While Molly’s trying to figure out how this happened as well as make sense of visions she’s been having, nefarious moves are being made by her bosses at the International Space Exploration Agency.

The more interesting plot, in the pilot, anyway, is John showing off Ethan to potential investors for his Humanichs project, which aims to create robots that can, hopefully, be nurtured into something resembling real people.


The best moments occur when a potential investor asks what fail-safe method would be installed to stop these androids from rising up and conquering their masters, and a smug John essentially responds that none would, that good parenting would stave off a rebellion. Clearly, this will not end well given the malevolent malfunctions Ethan is already exhibiting.

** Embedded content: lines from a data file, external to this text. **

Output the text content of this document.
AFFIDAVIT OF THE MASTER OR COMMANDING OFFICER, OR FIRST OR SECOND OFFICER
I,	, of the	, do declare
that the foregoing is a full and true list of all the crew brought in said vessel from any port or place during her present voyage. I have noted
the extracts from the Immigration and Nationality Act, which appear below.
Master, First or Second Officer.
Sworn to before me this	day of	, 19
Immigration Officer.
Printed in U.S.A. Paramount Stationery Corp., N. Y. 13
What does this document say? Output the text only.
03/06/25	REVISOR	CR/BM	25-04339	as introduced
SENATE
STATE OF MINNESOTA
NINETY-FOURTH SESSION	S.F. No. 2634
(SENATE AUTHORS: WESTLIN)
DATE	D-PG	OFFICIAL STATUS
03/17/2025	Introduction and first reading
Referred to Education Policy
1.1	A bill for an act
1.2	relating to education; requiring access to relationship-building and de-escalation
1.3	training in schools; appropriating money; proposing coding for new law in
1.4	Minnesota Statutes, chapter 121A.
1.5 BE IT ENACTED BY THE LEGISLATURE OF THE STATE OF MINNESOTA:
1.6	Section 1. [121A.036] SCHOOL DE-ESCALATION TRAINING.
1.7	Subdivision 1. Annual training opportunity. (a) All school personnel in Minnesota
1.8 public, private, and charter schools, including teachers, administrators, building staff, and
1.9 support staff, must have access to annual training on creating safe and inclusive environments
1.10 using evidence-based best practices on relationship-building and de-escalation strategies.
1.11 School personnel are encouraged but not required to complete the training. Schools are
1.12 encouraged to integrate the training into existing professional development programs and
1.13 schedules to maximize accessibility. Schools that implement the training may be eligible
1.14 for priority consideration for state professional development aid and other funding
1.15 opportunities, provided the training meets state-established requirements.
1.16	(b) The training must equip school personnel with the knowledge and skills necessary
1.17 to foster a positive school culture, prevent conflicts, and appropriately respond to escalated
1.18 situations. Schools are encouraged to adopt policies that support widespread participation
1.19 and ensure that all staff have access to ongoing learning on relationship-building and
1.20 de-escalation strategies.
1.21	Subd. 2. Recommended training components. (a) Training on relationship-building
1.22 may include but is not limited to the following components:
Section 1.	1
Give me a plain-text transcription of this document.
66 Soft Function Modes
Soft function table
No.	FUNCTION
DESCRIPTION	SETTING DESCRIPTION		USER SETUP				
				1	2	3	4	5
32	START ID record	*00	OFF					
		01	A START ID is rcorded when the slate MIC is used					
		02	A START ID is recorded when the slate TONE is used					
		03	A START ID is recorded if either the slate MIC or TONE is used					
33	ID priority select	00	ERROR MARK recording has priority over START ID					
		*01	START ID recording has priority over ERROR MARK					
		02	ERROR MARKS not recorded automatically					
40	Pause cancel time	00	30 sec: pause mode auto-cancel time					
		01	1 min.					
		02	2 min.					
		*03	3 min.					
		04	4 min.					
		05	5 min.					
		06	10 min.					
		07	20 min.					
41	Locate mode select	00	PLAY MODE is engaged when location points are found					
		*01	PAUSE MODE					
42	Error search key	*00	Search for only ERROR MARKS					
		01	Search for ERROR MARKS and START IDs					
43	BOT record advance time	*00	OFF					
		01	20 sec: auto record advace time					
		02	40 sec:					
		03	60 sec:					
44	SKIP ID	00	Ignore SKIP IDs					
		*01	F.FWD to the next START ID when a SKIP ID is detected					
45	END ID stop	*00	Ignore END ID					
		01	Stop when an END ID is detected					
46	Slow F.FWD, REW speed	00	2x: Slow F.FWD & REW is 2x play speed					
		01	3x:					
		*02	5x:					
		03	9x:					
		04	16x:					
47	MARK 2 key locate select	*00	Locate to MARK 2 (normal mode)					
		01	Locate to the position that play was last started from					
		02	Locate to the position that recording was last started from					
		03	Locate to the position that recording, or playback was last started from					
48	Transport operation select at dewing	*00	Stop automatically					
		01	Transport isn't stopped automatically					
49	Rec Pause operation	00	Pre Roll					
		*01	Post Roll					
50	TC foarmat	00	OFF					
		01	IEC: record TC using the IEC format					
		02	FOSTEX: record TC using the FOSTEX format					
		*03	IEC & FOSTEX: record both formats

Obviously, “Extant” is exploring territory — artificial intelligence, alien life forms, the longing for connection in an increasingly mechanized world — that has been fodder for the genre for years, including several films by “Extant” executive producer Steven Spielberg. And thus “Extant” has echoes — both distant and close range — of a host of previous works, from “2001: A Space Odyssey” to “Alien” to “Firefly” to the recent “Gravity.”

One of the central conflicts over the course of the 13 episodes will be the differing views regarding Ethan of his “parents.” John is Gepetto-like, seeing him not just as a creation but as a child. Molly cares for Ethan but logically points out, “He doesn’t love me, he executes a series of commands that you’ve programmed into him. He approximates a behavior that resembles love.”

Oscar winner Berry and the dependable Visnjic, as well as familiar supporting faces, all do a good enough job in the first episode with a tantalizing premise — and lot of grade A special effects — to make “Extant” worth checking out before it becomes extinct.